La résistance aux médicaments antipaludiques est liée à plusieurs facteurs, notamment l’utilisation de médicaments de mauvaise qualité, une chaîne d’approvisionnement faible qui compromet l’efficacité des médicaments et la pauvreté qui contraint les gens à adopter des pratiques susceptibles de susciter une résistance. Par exemple, l’automédication, la prise de doses incomplètes de médicaments et le partage de médicaments.

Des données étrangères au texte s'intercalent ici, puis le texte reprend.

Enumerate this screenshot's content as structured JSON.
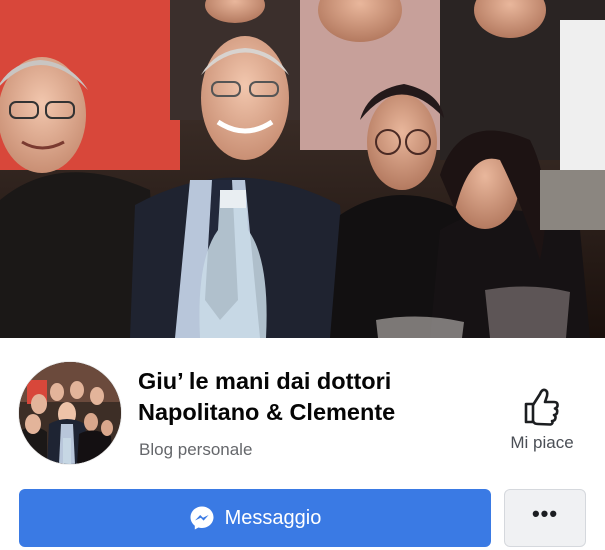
{
  "page": {
    "name_line1": "Giu’ le mani dai dottori",
    "name_line2": "Napolitano & Clemente",
    "category": "Blog personale"
  },
  "actions": {
    "like_label": "Mi piace",
    "message_label": "Messaggio",
    "more_label": "•••"
  },
  "images": {
    "cover_alt": "cover-photo-group",
    "avatar_alt": "profile-picture-group"
  },
  "colors": {
    "message_button": "#3a7ae4",
    "more_button": "#f0f1f3",
    "text_primary": "#050505",
    "text_secondary": "#65676b"
  }
}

Suite aux décès catastrophiques liés à la résistance à la chloroquine, le Dr White a en outre mis en garde :

« Si nous perdons des artémisinines à cause de la résistance, nous pourrions être confrontés à un paludisme incurable. » Et que « les effets de la résistance sur la morbidité et la mortalité sont généralement sous-estimés ».

Lorsqu’un patient africain se présente au centre médical parce qu’il est soupçonné d’être atteint du paludisme, les agents de santé communautaires, pour la plupart des femmes, qui constituent la base de la riposte nationale contre le paludisme, agissent rapidement. Ils savent que la maladie est une question de vie ou de mort. Ils savent également que bien souvent, les gens se sentent malades et, pour diverses raisons économiques, sociales et culturelles, ne cherchent pas à se faire soigner. Ils accueillent les patients qui décident de se rendre au centre médical.

Et même si le paludisme fait peut-être partie intégrante de la vie des Africains, avec la résistance aux antipaludiques, nous n’avons pas encore vu le pire de la maladie. Sans une intervention urgente, notamment un financement adéquat pour permettre aux pays d’endémie de prévenir et de traiter la maladie, la tempête parfaite de résistance aux médicaments antipaludiques, associée à d’autres défis, se prépare alors même que les Africains continuent de persévérer – nombre d’entre eux ignorant les conséquences qui les attendent. La première étape pour éviter la tempête est que les pays donateurs honorent leurs engagements et reconstituent de manière adéquate le fonds mondial pour le prochain cycle de subventions. La prochaine étape est que l’Afrique décide une fois pour toutes de ne pas normaliser l’existence d’une maladie qui continue d’entraver le continent et de prendre des mesures pour l’éliminer une fois pour toutes.